Parece que una antigua forma de secuestro de cuentas online, esta vez dirigida a WhatsApp, sigue vigente. El hackeo aprovecha la tendencia de los usuarios a no cambiar las credenciales de acceso por defecto al buzón de voz de los teléfonos móviles.
El atacante hace una solicitud para registrar el número de teléfono de la víctima en la aplicación de WhatsApp en su propio teléfono. Por defecto, WhatsApp envía un código de verificación de seis dígitos en un mensaje de texto SMS al número de teléfono de la víctima, para verificar que la persona que hace la solicitud es la propietaria.
En el mejor de los casos, la víctima ve el mensaje alertándole de que algo pasa con WhatsApp y se da cuenta de que alguien está intentando activarlo en otro teléfono. El atacante evita esa alerta lanzando el ataque en un momento en el que la víctima no suele ver su teléfono, como en mitad de la noche, o mientras está en un vuelo. Muchos usuarios pueden incluso tener sus teléfonos configurados en “no molestar” en diferentes momentos del día.
El agresor no tiene acceso al teléfono de la víctima, por lo que no puede ver el código para entrar en él. Tras haber fallado el intento de verificación por SMS, WhatsApp ofrece la opción de llamada al número telefónico de la víctima con un mensaje automatizado que lee el código. Como la víctima no acepta la llamada (porque está durmiendo o con otra ocupación), el mensaje automatizado queda guardado en el buzón de voz.

El atacante aprovecha entonces un fallo de seguridad en muchas redes de operadores, que proporcionan números de teléfono genéricos a los que los usuarios pueden comunicarse para acceder al buzón de voz, incluso haciendo la llamada desde otro teléfono. La única credencial que se requiere para escuchar el buzón de voz es un PIN de cuatro dígitos, y muchas operadoras lo establecen por defecto en algo sencillo como 0000 o 1234, algo que los usuarios no suelen cambiar porque se trata de un servicio poco usado.

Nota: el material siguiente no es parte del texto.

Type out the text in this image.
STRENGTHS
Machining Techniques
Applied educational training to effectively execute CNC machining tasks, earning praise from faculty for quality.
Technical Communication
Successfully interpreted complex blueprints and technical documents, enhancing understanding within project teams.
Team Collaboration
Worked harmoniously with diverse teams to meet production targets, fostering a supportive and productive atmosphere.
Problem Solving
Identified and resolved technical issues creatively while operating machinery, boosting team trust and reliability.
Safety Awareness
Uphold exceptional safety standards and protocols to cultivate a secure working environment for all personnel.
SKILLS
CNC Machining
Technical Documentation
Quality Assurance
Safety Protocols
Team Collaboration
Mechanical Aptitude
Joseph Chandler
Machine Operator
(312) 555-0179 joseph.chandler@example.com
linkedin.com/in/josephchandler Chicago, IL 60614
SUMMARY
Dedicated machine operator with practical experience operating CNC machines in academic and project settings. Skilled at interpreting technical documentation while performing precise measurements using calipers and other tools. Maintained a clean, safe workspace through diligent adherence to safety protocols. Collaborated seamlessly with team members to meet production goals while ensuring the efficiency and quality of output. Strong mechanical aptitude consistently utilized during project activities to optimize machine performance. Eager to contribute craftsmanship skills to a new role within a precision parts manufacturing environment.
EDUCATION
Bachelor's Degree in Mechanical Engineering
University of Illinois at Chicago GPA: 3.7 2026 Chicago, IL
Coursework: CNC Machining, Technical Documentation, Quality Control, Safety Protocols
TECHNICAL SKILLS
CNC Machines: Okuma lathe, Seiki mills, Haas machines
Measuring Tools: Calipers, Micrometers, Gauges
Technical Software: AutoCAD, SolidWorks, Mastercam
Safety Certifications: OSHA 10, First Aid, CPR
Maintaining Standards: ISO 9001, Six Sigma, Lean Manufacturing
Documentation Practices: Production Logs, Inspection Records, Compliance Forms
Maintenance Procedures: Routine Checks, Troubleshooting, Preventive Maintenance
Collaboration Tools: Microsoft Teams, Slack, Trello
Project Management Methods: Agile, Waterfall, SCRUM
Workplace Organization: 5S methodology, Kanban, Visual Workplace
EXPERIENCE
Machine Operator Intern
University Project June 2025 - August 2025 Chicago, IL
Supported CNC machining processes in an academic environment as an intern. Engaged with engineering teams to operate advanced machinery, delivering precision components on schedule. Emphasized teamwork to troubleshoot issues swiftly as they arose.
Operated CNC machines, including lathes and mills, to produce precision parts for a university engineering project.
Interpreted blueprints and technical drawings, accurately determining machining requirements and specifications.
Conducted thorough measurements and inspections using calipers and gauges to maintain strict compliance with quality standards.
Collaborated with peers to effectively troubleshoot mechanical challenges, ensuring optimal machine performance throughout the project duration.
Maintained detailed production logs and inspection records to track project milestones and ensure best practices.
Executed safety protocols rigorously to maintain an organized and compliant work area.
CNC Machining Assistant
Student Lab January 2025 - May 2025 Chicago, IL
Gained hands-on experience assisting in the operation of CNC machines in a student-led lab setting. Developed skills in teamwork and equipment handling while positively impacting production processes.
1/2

Cuando el agresor utiliza el PIN correcto para acceder al buzón de voz de la víctima, puede escuchar el código de WhatsApp y luego introducirlo en su propio dispositivo, completando la transferencia del número de teléfono de la víctima a su propia cuenta de WhatsApp. Ahora el WhatsApp de la víctima está completamente bajo el control del delincuente.
Para sellar el trato, el atacante puede entonces activar la verificación en dos pasos, que es una función opcional que WhatsApp ofrece desde 2017. Esto requiere que el usuario establezca un PIN personalizado, que luego debe volver a introducir si desea reverificar su número de teléfono. Activar esta función impide que la víctima recupere el control sobre su propio número de teléfono.
Cómo proteger tu WhatsApp de esta forma de robo
La mejor forma de mejorar la seguridad es activando la “Verificación en dos pasos” en WhatsApp.
Se trata de un procedimiento sencillo para generar una clave de 6 dígitos que WhatsApp solicita periódicamente para confirmar que el usuario al mando de la cuenta es efectivamente el propietario. También este código es solicitado al reinstalar el mensajero o activarlo en otro teléfono.
Para activar la verificación de dos pasos hay que ir a “Ajustes” (3 puntitos en la esquina superior derecha del mensajero) > Cuenta > Verificación en dos pasos. La herramienta también pide la asociación de un correo electrónico que servirá para la recuperación de la clave en caso de olvido.